So, yes it's mounted sync. I know that the copying will appear to go faster when it's mounted async but that will not mean I will be able to unplug my USB stick sooner, will it?

----------

## widan

 *MadEgg wrote:*   

> So, yes it's mounted sync. I know that the copying will appear to go faster when it's mounted async

 

Not only appear. It will be faster, even including the time to sync the disk (when running async, the kernel is able to buffer things, so I/O is more efficient: if a block is modified ten times, then it will be written only once at the end, and not the other 9 times - and the FAT and the free block maps are modified a lot when writing).

 *MadEgg wrote:*   

> but that will not mean I will be able to unplug my USB stick sooner, will it?

 

Run "sync" before unplugging (or unmount it, or ask KDE to unmount it). Don't unplug it without warning when mounted async, especially if you've just written to it. It's the best way to corrupt the filesystem.

----------

## MadEgg

 *widan wrote:*   

>  *MadEgg wrote:*   So, yes it's mounted sync. I know that the copying will appear to go faster when it's mounted async 
> 
> Not only appear. It will be faster, even including the time to sync the disk (when running async, the kernel is able to buffer things, so I/O is more efficient: if a block is modified ten times, then it will be written only once at the end, and not the other 9 times - and the FAT and the free block maps are modified a lot when writing).

 

Yes, but what I'm actually trying to do is copy new songs over to my USB Stick. So it's like 12 files of about 3 MiB each. I thought async only mattered much when you're doing a lot of editing or are copying lots of small files over. Anyway, I'd be willing to try(although I doubt that would make the difference between 250 KiB/s and 6 MiB/s, that's like 36 times as slow as I would expect), but I don't have an entry in fstab for it; the stick is mounted in /media automatically. I don't know what is doing that, is it the KDE Media IOSlave, or is it ivman? And where can I configure that to mount it async instead of sync?

----------

## widan

 *MadEgg wrote:*   

> And where can I configure that to mount it async instead of sync?

 

Maybe this ? Or just remount it async after it's mounted ("mount /media/X-MICRO_MP3 -o async,remount").

----------

## MadEgg

Right, I just tried it, and in fact it does help. 
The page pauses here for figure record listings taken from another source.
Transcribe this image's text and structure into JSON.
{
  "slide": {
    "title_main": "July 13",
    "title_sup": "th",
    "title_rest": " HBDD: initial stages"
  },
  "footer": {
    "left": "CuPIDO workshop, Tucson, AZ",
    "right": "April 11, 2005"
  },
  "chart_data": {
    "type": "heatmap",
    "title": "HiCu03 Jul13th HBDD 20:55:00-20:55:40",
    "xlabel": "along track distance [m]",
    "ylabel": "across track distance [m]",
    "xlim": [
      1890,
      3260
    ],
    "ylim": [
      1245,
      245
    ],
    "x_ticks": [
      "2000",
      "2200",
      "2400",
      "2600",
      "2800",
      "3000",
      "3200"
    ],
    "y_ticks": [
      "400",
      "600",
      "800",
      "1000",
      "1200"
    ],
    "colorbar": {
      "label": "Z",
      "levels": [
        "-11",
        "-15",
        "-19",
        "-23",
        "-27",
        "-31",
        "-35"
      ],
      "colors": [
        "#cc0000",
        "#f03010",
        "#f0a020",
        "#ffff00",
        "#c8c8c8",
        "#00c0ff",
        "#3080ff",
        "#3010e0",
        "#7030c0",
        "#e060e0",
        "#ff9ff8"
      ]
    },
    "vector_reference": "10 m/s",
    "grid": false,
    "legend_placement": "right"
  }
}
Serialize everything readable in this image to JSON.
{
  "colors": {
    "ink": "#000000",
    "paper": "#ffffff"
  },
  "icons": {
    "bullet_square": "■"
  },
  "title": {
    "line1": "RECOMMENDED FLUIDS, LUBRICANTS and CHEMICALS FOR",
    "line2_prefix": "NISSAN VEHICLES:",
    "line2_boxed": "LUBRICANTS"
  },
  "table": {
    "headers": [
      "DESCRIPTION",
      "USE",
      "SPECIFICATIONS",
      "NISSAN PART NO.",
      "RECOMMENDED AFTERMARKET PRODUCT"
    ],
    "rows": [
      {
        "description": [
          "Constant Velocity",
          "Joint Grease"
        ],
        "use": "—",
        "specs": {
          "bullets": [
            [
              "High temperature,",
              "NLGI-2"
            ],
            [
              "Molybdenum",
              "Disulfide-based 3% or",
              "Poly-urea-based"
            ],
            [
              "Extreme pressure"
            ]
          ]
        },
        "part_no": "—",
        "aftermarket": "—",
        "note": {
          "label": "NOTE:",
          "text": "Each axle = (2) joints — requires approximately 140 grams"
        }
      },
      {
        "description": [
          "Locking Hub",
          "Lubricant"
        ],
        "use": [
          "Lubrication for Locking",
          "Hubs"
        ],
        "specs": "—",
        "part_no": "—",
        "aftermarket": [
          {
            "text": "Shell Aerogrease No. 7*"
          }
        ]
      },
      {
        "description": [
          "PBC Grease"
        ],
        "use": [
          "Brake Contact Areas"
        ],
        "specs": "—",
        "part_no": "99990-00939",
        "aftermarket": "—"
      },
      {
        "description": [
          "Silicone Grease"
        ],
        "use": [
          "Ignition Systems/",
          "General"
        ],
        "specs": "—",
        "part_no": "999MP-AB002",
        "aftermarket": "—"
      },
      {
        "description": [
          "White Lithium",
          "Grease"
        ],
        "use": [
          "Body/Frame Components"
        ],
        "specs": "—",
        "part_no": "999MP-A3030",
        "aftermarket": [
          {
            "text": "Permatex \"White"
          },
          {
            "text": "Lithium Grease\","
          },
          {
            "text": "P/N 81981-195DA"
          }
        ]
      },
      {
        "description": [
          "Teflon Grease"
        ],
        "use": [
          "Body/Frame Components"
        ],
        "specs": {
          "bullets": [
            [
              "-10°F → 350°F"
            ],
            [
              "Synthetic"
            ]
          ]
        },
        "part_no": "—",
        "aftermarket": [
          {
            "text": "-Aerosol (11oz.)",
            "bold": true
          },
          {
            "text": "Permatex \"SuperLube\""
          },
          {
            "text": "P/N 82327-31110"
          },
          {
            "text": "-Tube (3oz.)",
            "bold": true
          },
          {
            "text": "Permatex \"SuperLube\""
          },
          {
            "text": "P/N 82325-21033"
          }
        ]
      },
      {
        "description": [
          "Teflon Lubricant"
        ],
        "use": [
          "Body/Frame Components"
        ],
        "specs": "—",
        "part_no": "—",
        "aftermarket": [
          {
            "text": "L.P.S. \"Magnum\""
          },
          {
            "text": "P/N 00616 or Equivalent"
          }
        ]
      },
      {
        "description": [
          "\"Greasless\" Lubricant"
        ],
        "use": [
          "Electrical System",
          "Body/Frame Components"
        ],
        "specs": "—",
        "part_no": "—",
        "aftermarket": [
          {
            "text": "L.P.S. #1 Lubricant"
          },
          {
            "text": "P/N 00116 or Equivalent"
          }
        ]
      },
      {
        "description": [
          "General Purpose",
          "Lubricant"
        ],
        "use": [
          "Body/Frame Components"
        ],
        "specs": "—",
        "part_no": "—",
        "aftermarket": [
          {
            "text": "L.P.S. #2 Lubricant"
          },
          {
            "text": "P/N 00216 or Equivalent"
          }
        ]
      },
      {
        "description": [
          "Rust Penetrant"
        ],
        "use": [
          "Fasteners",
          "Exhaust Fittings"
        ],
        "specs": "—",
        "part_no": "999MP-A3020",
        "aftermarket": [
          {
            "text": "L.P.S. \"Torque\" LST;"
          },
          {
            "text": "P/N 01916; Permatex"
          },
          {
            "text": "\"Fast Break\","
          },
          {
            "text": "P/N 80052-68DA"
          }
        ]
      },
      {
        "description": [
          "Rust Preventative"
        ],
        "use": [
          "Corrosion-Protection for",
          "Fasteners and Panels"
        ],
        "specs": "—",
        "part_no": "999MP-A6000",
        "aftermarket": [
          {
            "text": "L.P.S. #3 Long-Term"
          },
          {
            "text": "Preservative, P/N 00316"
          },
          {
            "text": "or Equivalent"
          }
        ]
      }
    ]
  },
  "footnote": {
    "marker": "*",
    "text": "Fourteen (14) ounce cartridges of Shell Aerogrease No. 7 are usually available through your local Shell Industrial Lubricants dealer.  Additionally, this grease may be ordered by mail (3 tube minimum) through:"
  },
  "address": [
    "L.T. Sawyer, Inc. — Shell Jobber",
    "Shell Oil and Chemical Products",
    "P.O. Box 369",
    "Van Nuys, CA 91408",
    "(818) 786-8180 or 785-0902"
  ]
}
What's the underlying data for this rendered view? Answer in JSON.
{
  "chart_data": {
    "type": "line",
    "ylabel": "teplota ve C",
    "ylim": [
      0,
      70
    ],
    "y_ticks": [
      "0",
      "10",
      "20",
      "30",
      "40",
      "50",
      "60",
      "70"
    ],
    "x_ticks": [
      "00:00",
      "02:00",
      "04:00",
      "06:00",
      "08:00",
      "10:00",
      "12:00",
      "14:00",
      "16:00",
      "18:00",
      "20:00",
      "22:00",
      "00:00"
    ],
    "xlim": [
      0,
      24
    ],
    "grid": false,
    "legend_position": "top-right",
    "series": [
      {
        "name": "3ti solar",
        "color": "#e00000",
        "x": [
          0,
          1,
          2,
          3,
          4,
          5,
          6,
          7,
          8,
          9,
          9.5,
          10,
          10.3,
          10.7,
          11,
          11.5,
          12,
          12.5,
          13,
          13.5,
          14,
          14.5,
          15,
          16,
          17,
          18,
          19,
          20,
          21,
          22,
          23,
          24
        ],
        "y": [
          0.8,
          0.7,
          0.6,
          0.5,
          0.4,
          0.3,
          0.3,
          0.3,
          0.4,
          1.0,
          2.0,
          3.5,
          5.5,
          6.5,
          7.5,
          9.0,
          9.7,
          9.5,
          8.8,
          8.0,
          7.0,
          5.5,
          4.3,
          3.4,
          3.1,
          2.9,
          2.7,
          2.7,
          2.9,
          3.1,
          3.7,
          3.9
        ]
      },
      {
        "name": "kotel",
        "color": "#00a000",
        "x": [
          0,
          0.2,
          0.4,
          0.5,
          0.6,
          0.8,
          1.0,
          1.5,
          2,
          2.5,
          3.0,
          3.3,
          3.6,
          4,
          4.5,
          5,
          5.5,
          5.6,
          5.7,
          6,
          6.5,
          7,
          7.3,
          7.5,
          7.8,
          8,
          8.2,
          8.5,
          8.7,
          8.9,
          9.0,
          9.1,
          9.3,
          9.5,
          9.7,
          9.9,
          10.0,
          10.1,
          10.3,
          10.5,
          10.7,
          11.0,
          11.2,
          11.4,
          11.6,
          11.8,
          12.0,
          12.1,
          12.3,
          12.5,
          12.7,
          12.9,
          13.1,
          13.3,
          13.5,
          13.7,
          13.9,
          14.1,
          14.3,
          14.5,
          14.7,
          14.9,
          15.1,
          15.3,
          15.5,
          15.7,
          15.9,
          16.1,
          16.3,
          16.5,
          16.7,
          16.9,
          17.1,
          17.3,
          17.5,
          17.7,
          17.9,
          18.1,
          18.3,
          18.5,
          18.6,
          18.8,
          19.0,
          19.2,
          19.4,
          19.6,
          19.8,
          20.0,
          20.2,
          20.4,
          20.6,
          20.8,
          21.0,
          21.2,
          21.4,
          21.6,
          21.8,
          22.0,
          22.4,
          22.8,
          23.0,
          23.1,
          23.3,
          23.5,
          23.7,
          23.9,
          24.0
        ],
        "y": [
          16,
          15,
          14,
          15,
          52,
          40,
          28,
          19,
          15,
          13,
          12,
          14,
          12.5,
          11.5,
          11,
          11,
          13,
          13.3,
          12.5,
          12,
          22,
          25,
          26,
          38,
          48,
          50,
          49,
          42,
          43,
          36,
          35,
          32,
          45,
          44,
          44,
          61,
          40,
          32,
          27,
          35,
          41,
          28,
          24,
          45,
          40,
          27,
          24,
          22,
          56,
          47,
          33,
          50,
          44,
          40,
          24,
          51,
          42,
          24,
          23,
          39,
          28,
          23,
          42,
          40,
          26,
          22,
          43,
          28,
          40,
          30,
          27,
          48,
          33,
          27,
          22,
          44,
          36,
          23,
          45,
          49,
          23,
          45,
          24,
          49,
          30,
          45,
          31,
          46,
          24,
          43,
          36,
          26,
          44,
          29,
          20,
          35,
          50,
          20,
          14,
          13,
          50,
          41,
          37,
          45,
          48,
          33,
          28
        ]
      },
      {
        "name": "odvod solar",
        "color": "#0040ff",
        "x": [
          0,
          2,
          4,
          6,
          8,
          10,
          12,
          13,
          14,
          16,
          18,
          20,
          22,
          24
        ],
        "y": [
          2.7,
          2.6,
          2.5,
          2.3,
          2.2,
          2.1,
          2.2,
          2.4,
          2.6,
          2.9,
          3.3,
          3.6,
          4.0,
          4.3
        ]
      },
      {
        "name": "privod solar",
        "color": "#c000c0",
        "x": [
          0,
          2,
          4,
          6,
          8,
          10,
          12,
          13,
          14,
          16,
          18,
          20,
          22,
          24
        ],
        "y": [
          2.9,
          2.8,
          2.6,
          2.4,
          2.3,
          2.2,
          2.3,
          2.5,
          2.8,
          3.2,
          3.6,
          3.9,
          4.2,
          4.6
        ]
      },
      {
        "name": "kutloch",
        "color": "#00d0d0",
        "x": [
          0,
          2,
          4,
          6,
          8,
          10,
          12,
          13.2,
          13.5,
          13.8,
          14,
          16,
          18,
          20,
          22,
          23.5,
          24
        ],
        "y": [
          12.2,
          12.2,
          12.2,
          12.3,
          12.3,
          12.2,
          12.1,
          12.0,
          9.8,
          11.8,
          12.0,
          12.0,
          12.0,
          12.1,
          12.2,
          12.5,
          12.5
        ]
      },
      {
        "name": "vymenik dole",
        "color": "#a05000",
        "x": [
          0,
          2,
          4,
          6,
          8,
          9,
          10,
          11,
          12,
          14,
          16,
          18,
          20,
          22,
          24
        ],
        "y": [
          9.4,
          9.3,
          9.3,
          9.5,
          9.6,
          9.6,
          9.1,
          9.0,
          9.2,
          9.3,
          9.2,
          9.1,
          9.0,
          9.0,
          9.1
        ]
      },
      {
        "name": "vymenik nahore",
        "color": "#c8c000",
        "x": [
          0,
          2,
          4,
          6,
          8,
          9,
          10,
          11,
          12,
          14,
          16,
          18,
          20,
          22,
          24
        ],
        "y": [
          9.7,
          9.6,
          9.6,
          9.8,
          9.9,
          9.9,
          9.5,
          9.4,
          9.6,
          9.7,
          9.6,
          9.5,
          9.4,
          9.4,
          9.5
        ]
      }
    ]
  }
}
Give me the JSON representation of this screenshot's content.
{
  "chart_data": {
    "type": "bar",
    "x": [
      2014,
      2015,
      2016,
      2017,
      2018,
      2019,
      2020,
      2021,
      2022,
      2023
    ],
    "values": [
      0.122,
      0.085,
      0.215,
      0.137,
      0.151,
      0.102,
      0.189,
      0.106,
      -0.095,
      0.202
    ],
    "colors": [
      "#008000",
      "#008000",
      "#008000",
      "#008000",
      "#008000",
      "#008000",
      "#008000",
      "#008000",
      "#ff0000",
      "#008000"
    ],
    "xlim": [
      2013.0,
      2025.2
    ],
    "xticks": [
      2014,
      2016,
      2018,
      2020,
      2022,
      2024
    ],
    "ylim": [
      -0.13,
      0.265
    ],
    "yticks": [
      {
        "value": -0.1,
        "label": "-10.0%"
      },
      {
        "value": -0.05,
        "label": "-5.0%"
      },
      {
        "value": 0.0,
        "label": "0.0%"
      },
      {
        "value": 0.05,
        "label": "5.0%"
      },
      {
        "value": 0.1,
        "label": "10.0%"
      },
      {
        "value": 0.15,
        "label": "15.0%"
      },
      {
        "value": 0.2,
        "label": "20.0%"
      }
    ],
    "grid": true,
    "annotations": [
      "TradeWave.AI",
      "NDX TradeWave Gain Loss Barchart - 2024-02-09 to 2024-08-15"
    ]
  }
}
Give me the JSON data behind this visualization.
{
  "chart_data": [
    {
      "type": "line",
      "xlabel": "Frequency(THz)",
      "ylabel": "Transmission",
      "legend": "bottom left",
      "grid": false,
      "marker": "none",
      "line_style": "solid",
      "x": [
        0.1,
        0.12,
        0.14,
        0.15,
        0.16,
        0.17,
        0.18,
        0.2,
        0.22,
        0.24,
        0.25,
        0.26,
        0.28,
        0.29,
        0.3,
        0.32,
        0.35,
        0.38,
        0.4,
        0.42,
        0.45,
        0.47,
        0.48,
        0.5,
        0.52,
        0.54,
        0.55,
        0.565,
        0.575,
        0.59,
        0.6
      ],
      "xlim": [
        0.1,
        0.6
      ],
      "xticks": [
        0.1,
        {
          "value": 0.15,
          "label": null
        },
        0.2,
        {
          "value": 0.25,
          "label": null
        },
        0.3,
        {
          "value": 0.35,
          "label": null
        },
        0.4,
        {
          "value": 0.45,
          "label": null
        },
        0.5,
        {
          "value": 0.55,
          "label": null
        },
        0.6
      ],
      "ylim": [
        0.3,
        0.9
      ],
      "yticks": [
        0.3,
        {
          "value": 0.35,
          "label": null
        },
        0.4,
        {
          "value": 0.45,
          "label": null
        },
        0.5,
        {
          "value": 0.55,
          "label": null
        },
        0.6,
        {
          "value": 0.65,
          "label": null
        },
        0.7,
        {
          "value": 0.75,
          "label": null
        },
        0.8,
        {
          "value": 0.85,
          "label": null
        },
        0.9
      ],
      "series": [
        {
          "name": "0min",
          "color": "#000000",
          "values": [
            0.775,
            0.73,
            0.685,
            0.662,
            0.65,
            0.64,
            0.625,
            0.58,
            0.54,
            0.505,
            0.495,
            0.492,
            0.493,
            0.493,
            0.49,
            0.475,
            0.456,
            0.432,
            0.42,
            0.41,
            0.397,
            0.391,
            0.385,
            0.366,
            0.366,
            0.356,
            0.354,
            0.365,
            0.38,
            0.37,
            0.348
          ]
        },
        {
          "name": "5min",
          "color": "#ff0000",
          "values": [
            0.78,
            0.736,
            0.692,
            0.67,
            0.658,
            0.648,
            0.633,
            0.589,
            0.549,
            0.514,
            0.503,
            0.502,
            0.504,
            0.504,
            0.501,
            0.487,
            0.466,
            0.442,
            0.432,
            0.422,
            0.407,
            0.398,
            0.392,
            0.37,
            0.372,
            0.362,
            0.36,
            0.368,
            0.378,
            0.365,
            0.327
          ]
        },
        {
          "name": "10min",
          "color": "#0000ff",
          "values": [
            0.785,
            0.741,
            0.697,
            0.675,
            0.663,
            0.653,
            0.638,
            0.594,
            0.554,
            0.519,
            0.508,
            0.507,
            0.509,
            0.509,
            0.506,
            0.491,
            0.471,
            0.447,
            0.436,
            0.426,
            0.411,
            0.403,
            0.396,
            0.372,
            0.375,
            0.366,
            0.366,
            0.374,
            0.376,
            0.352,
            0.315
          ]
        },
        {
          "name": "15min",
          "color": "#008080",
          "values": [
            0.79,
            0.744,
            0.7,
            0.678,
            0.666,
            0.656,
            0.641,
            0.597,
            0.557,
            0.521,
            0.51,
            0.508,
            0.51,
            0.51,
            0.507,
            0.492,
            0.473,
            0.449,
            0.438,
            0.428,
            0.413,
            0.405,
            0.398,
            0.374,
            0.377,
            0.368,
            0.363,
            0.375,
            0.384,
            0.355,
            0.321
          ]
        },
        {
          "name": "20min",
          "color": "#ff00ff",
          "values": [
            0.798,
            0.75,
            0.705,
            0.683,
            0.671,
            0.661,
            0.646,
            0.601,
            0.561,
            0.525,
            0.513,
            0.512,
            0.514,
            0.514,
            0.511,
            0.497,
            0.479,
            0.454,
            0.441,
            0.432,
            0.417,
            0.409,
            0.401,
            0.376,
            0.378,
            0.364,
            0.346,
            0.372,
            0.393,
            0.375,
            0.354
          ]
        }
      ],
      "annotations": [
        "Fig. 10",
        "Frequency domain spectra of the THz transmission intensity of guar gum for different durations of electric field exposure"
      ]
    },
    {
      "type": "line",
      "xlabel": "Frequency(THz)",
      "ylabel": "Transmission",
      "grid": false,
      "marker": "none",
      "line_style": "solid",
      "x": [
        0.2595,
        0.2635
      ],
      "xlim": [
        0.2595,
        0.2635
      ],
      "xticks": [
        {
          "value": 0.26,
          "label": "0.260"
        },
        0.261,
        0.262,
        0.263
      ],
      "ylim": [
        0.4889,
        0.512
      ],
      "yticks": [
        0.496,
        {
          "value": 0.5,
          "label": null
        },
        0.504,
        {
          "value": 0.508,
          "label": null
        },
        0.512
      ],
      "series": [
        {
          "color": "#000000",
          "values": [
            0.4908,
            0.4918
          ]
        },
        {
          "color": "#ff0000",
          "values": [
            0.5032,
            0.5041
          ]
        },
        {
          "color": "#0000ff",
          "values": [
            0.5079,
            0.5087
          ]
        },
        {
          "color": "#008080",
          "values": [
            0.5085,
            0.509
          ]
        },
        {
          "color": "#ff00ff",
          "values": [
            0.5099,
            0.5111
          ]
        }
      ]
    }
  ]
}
What I tested is this: first I emptied my USB stick and copied 171 MiB over while it was mounted sync. That took 11 minutes, so about 260 KiB/s. 

After that I emptied my USB stick, remounted it async and copied it all over again, both using Konqueror. The second time it took 25 seconds, so that's about 6.8 MiB/s, the speed I was expecting.

But I do not believe that this is simply caused by the difference in mounting sync and async, and in fact I like having removable devices mounted sync better, so what is the reason for this enormous difference in speed? Is there any way I can improve my speed while it's mounted sync?

----------

## dsd

there is a detailed explanation here:

http://bugzilla.kernel.org/show_bug.cgi?id=4882 comment 14

----------

## MadEgg

Right, that explains why it's happening. Now just to wait for a fix  :Wink:  Until then I'll have to settle for mounting async...

----------

## knirscher

Hopefully somebody is still reading this:

I have an external Seagate HDD which is capable of FireWire, USB 2 and USB 1.2. 

I experience the same very slow write speeds to the HDD as MadEgg with a USB 2 connection _and_ with a FireWire connection. Ok, this is not surprising, but what surprises me is that I have these slow write speeds even though my HDD is actually formatted ext3. Of course, if I mount it async, i get the full speeds.

Transferring 1.4 GB with async takes about 90 seconds. => 15.000 KB/s

Transferring 67 MB with sync takes about 238 seconds. => 280 KB/s

In the bug report (http://bugzilla.kernel.org/show_bug.cgi?id=4882) they blame the vfat developers. So either I am seeing a different problem here or they are wrong. 

Any ideas?

----------

## dsd

looks like ext3's sync implementation has the same semantics as the new vfat one.

remember that sync is *supposed* to synchronise as much as it can.

the fact that it synchronises way too much for "sync" to be a sensible option to allow for unplug-without-unmount for flash devices is an entirely separate problem, which hasnt been solved yet.

----------